Anwuli Okwudili prefers to be called AO. To her, these initials have always stood for Artificial Organism. AO has never really felt...natural, and that's putting it lightly. Her parents spent most of the days before she was born praying for her peaceful passing because even in-utero she was "wrong". But she lived. Then came the car accident years later that disabled her even further. Yet instead of viewing her strange body the way the world views it, as freakish, unnatural, even the work of the devil, AO embraces all that she is: A woman with a ton of major and necessary body augmentations. And then one day she goes to her local market and everything goes wrong.

Once on the run, she meets a Fulani herdsman named DNA and the race against time across the deserts of Northern Nigeria begins. In a world where all things are streamed, everyone is watching the "reckoning of the murderess and the terrorist" and the "saga of the wicked woman and mad man" unfold. This fast-paced, relentless journey of tribe, destiny, body, and the wonderland of technology revels in the fact that the future sometimes isn't so predictable. Expect the unaccepted.

ISBN-13: 9780756418304

Media Type: Paperback

Publisher: Astra Publishing House

Publication Date: 07-26-2022

Pages: 224

Product Dimensions: 5.40(w) x 7.80(h) x 0.70(d)

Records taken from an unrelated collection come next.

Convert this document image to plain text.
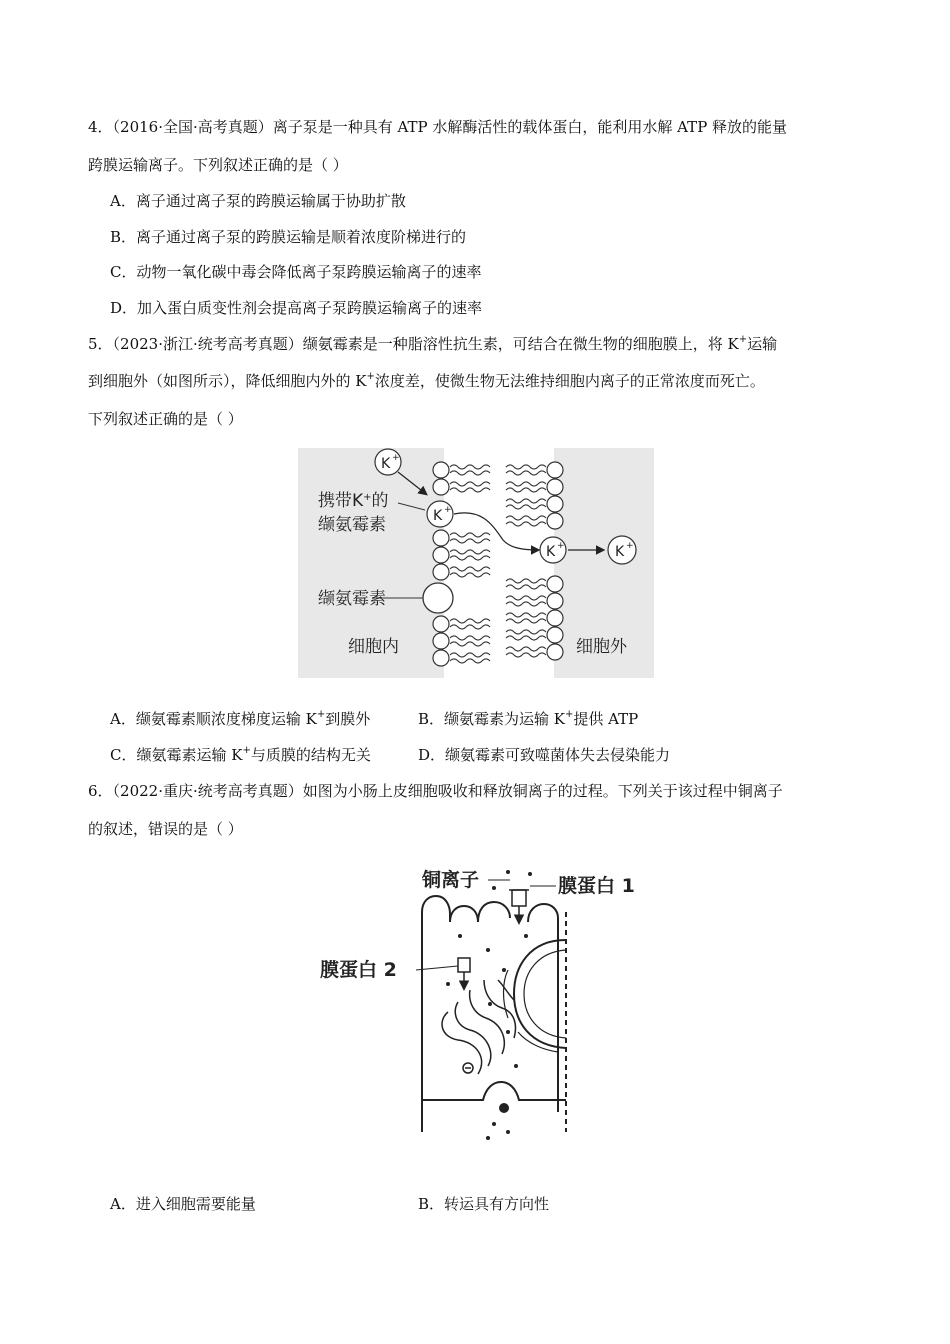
4．（2016·全国·高考真题）离子泵是一种具有 ATP 水解酶活性的载体蛋白，能利用水解 ATP 释放的能量
跨膜运输离子。下列叙述正确的是（ ）
A．离子通过离子泵的跨膜运输属于协助扩散
B．离子通过离子泵的跨膜运输是顺着浓度阶梯进行的
C．动物一氧化碳中毒会降低离子泵跨膜运输离子的速率
D．加入蛋白质变性剂会提高离子泵跨膜运输离子的速率
5．（2023·浙江·统考高考真题）缬氨霉素是一种脂溶性抗生素，可结合在微生物的细胞膜上，将 K+运输
到细胞外（如图所示），降低细胞内外的 K+浓度差，使微生物无法维持细胞内离子的正常浓度而死亡。
下列叙述正确的是（ ）
K +
K +
K +	K +
携带K+的
缬氨霉素
缬氨霉素
细胞内	细胞外
A．缬氨霉素顺浓度梯度运输 K+到膜外	B．缬氨霉素为运输 K+提供 ATP
C．缬氨霉素运输 K+与质膜的结构无关	D．缬氨霉素可致噬菌体失去侵染能力
6．（2022·重庆·统考高考真题）如图为小肠上皮细胞吸收和释放铜离子的过程。下列关于该过程中铜离子
的叙述，错误的是（ ）
铜离子	膜蛋白 1
膜蛋白 2
A．进入细胞需要能量	B．转运具有方向性
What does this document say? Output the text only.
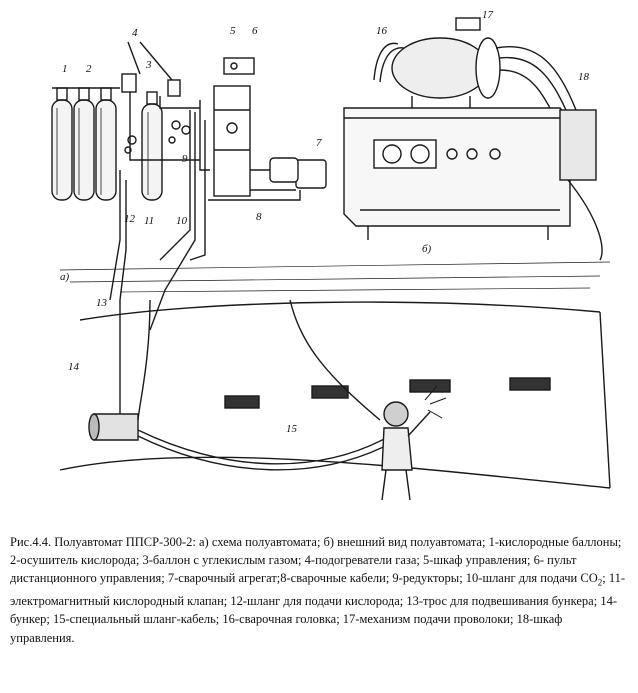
а)
б)
1 2	3
4	5 6
7
8
9
10
11
12
13
14
15
16
17
18
Рис.4.4. Полуавтомат ППСР-300-2: а) схема полуавтомата; б) внешний вид полуавтомата; 1-кислородные баллоны; 2-осушитель кислорода; 3-баллон с углекислым газом; 4-подогреватели газа; 5-шкаф управления; 6- пульт дистанционного управления; 7-сварочный агрегат;8-сварочные кабели; 9-редукторы; 10-шланг для подачи $СО_2$; 11-электромагнитный кислородный клапан; 12-шланг для подачи кислорода; 13-трос для подвешивания бункера; 14-бункер; 15-специальный шланг-кабель; 16-сварочная головка; 17-механизм подачи проволоки; 18-шкаф управления.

Nnedi Okorafor was born in the United States to two Igbo (Nigerian) immigrant parents. She holds a PhD in English and was a professor of creative writing at Chicago State University. She has been the winner of many awards for her short stories and young adult books, and won a World Fantasy Award for Who Fears Death. Nnedi's books are inspired by her Nigerian heritage and her many trips to Africa.

Read an Excerpt

What Kind of Woman Are You?


It was late when I got home. I switched the light on in my bedroom and a startled gecko rushed up my wall and tried to hide near the ceiling. “Oh, not today,” I muttered. Then I spent the next hour trying to catch it. Thankfully, the thing escaped out the window. Wall geckos have always bothered me, and the thought of sleeping with one in my bedroom made me an­gry. On top of this, my headache was back. I knew I wasn’t going to sleep well.

I drifted into normal sleep just as the sun was rising. I think. I don’t quite remember. I was in my bed facing the win­dow, rubbing my temples. My headache wasn’t ready to let up, thumping its drumbeat as if it wanted my spirit to go some­where else. I was gazing across the Abuja building tops, there was a go‑slow in the distance and I remember feeling glad that I didn’t have to be in it. These days, I rarely had to travel on the highway, anyway, thanks to the auto shop being only two miles away. My world was comfortably small.

The sunrise was a warm one, the breeze wafting into my open window. I liked the heat; when it was hot, I felt languid, effortless, good. I slept naked, unbothered by mosquitoes. They never seemed to like me. A hawk soared past my apartment window. Or maybe it was a vulture. The beating in my head seemed to surge. “Ah,” I groaned, rolling over.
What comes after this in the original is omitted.